When Paolino was placed on leave, McCann, who had been an assistant principal at Guilderland for 17 years, was named acting principal. In April 2009, McCann, at age 55, was named principal with a salary of $118,275.

McCann said at the time that stability was needed at the high school. The school was in “troubled times,” as McCann put it, when he was appointed acting principal. He was referring not just to Paolino’s resignation but also to the protests that had rocked the district over the summer of 2008 as two high-school social-studies teachers — Matthew Nelligan and Ann Marie McManus — rallied students to protest their transfer to the middle school.

After a young gay teacher had complained of harassment, the district hired a consultant; she issued a report describing a hostile work environment in the social-studies department. Later, teachers said the complainant himself behaved inappropriately.

The school board, in a 7-to-2 vote, decided not to review the superintendent’s decision to transfer the teachers. The superintendent at the time, John McGuire, maintained it was not a punishment but rather a chance to give the social-studies department a new lease on life.

Nelligan, who said he was targeted for his conservative views, resigned the first week of teaching at the middle school to work for the state senate. McManus taught at the middle school for a year and then transferred back to the high school.

“We were in trouble last summer,” McCann said in 2009 but, he said, although “some people still carry the scars,” the leadership team and staff not only repaired the damage but pushed forward.

“Big job”

“This is a very big job,” Wiles said of the high-school principal’s post, which oversees 1,800 students, 130 teachers, and 300 course offerings. The argument could be made, she said, that the high school principal is the most important person in the district.

“Forget the superintendent,” said Wiles. “Only the high-school principal can award credit…We owe it to our students and community to find the best person.”

The position has been posted with a salary of $105,000 to $115,000.

McCann’s salary, she said, was “$130-ish with benefits on top.” Wiles said she didn’t know the amount of his pension. “As a retiree, we’d continue his health coverage,” she said.

Applications will be accepted until shortly after the school break in April, Wiles said.
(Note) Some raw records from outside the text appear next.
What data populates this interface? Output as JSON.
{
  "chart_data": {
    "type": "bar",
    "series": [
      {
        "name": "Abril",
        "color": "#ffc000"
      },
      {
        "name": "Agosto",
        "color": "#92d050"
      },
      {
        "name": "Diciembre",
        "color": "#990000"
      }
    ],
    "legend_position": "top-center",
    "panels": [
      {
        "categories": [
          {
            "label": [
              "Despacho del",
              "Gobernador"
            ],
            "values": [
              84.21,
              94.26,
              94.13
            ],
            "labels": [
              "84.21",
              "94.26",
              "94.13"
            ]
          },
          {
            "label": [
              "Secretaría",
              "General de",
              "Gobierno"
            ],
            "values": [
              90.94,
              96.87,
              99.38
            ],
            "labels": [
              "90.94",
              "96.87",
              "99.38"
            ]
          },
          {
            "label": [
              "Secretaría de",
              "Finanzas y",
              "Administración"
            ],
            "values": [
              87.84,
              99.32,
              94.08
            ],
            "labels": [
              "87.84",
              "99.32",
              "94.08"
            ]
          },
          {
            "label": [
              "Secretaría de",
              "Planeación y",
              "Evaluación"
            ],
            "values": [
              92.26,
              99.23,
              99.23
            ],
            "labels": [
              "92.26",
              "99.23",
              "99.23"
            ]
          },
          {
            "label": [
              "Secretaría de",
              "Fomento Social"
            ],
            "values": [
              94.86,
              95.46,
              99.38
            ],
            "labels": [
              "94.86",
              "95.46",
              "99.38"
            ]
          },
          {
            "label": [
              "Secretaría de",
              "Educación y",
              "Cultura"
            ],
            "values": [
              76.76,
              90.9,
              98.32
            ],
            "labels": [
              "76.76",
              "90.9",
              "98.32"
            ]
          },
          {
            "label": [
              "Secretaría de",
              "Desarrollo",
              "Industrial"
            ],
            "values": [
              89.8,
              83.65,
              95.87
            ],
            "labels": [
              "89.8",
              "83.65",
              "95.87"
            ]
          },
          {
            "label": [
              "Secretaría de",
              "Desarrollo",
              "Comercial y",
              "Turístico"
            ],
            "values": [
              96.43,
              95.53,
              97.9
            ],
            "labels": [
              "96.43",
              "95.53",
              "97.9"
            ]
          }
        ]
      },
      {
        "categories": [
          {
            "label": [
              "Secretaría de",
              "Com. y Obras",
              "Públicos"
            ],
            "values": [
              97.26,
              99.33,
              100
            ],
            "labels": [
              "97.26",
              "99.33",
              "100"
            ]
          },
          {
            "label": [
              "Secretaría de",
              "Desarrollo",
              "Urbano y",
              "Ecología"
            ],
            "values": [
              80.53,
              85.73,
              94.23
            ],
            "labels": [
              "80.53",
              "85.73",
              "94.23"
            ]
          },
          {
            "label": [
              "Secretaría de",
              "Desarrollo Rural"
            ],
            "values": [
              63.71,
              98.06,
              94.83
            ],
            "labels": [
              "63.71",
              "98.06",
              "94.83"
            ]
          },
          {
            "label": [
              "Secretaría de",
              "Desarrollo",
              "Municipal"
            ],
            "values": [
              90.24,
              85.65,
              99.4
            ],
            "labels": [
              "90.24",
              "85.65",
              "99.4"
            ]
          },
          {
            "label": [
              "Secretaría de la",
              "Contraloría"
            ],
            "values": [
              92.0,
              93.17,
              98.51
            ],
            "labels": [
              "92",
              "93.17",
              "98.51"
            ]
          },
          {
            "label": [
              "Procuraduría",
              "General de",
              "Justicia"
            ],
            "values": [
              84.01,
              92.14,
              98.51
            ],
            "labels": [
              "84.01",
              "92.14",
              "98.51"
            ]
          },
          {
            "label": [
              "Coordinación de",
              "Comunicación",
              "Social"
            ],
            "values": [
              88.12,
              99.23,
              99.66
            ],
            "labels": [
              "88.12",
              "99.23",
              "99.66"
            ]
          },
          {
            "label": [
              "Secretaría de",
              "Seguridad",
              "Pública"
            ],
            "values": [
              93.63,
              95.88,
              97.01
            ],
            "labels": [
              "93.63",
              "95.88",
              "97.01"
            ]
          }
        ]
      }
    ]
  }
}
A committee of “stakeholders” will interview candidates in early May. “We will be inclusive,” she said, noting that, in addition to board members and administrators, teachers, staff, and community members will be part of the interview process.

“We want someone on board early in the summer to give him or her the opportunity to plan,” said Wiles.

She concluded, “The point I want to drive home is that I am not unaware of folks in the community having concerns about administrative leadership….I do get it and will look at it almost immediately. But the two positions up now are not ones we can easily re-organize around.”